Getting and maintaining highlights requires a certain level of commitment. Those lovely blonde accents woven throughout your locks might look perfect when you walk out of the salon, but after some time, the colors dull and your dark roots appear.Most hairstylists recommend going back for a touchup every 8 to 10 weeks. If your hair grows fast, paying for color that frequently can add up quickly. Not to mention to the more often your hair’s being bleached, the more you need to proactively prevent damage and work to keep your locks healthy and shiny.

Fortunately, recent hair color trends like ombre and babylights have made imperfect color the norm. If you plan accordingly, there’s no reason you can’t make your highlights last twice as long, saving you time, money and keeping your hair healthier. No one else has to know you didn’t start with ombre, right?Here, top colorists share their tips and tricks for maximizing time between highlight appointments:

1. Choose balayage over foil. The way your highlights are applied can make a huge difference in how elegantly they grow out. “If you choose foils, your visits to the colorist are more often,” says Miguel Angarita, colorist at Mizu New York. “Foils have a more structured and more defined look, therefore roots are seen sooner.” Instead, opt for balayage — the painting technique creates a more natural look that will grow out in a less noticeable way. If your colorist only does foil, ask him to shadow or soften your color at the root to erase any harsh lines that will show up when your color starts to grow out.

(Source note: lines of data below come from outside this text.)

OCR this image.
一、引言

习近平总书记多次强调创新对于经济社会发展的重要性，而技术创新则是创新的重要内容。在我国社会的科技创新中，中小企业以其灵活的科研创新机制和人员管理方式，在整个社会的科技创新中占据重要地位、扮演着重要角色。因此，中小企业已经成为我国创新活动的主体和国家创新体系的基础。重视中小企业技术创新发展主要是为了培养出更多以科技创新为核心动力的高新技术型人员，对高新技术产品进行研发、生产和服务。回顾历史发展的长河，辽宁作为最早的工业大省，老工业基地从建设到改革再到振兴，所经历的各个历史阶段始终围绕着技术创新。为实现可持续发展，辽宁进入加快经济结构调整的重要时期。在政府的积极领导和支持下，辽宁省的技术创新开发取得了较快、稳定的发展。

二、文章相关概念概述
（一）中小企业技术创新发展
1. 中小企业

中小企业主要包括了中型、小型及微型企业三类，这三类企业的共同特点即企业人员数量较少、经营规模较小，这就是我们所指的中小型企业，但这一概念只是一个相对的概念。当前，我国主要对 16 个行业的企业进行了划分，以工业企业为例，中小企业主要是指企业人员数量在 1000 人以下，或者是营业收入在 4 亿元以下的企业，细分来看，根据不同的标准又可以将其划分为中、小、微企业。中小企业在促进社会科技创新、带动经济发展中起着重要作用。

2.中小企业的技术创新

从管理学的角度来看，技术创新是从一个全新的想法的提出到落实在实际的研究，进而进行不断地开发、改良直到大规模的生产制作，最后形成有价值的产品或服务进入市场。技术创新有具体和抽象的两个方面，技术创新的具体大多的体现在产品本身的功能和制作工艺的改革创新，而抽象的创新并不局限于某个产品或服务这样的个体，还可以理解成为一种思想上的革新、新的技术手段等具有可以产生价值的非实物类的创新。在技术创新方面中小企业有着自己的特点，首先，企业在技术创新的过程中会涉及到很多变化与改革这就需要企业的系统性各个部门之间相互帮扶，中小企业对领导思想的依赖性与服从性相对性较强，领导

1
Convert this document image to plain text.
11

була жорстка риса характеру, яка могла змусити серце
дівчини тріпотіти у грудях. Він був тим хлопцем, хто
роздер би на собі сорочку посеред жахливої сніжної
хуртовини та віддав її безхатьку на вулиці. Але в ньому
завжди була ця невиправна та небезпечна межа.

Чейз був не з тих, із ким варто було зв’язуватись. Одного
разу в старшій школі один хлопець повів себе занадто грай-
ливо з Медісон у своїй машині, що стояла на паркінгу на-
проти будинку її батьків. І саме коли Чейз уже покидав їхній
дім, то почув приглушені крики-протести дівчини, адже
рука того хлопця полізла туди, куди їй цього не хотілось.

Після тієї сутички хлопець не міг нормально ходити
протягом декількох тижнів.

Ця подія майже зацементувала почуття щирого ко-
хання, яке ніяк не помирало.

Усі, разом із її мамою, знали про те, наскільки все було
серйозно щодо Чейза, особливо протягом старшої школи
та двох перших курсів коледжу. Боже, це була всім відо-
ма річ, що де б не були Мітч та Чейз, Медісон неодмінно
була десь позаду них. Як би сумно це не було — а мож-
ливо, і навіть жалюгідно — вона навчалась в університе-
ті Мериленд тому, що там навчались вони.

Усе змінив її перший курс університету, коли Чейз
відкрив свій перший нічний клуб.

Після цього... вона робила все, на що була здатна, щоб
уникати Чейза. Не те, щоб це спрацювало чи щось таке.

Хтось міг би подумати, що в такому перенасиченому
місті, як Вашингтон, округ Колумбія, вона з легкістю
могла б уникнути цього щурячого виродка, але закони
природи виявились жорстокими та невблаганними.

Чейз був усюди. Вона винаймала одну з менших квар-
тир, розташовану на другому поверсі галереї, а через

2. Ask for ombre. Carrie McCard, stylist at Rita Hazan, said this style of gradual lightness is the best option for those who want low-maintenance highlights. “It keeps your lightness underneath and you won’t get a demarcation line ( look like you have roots) when your highlights start to grow out.” Not into the big color gradient some ombre styles are known for? Ask for sombre (subtle ombre), and explain to your colorist that you like the ombre look ,but don’t want it to be so dramatic.

3. Or try “babylights.” The latest nuanced highlight trend, babylights, focuses on super natural lightening, a la the natural highlights you got as a kid from playing outside in the sun. Your colorist can focus on brightening up your hair right in front, and put subtle sun-kissed highlights throughout that will look completely natural as they grow out.

4. Only go a shade or two lighter. “The lighter you go near the root, the sooner you’ll see regrowth,” notes Angarita. Stick to just highlighting your natural color—ask your colorist to just lighten and brighten your color naturally, rather than doing something drastic. Subtler highlights can look just as striking, and they are way easier to maintain.

5. Skip the shampoo. Washing your hair less will help your color stay fresh for longer. If you normally shampoo every day, try using dry shampoo every other day instead to cut back. McCard recommends Oribe Dry Texturizing Spray: “It’s a great way to absorb your natural oils and keep your hair smelling great.” When you do wash, make sure to use color-safe shampoo and conditioner

6. Show your hair some extra TLC. “Good color starts with healthy hair,” says celebrity hairstylist Rita Hazan. Between shampooing, blow-drying, curling, and straightening, we put our hair through a lot on a daily basis. “You have to add nutition back into the hair,” says Hazan. She instructs her clients to use a gloss in-between shampooing and conditioning. Gloss, like Hazan’s Ultimate Shine Color Gloss, repairs the hair cuticle while also adding shine and adjusting tone—so not only will it boost your hair’s health, but it’ll also actually keep your color looking fresh. Also, use a deep conditioner once or twice a week to deeply repair and hydrate hair. We really love Hazan’s two-step Weekly Remedy deep conditioning treatment.

7. Style smartly. Way overdue for a touchup? A few styling tricks can help you skate by until you can make it into the salon. Change your part. “Change where you part your hair,” McCard suggests. “Zigzag it. Make an extreme side part. Change sides.” Fake it until you make it.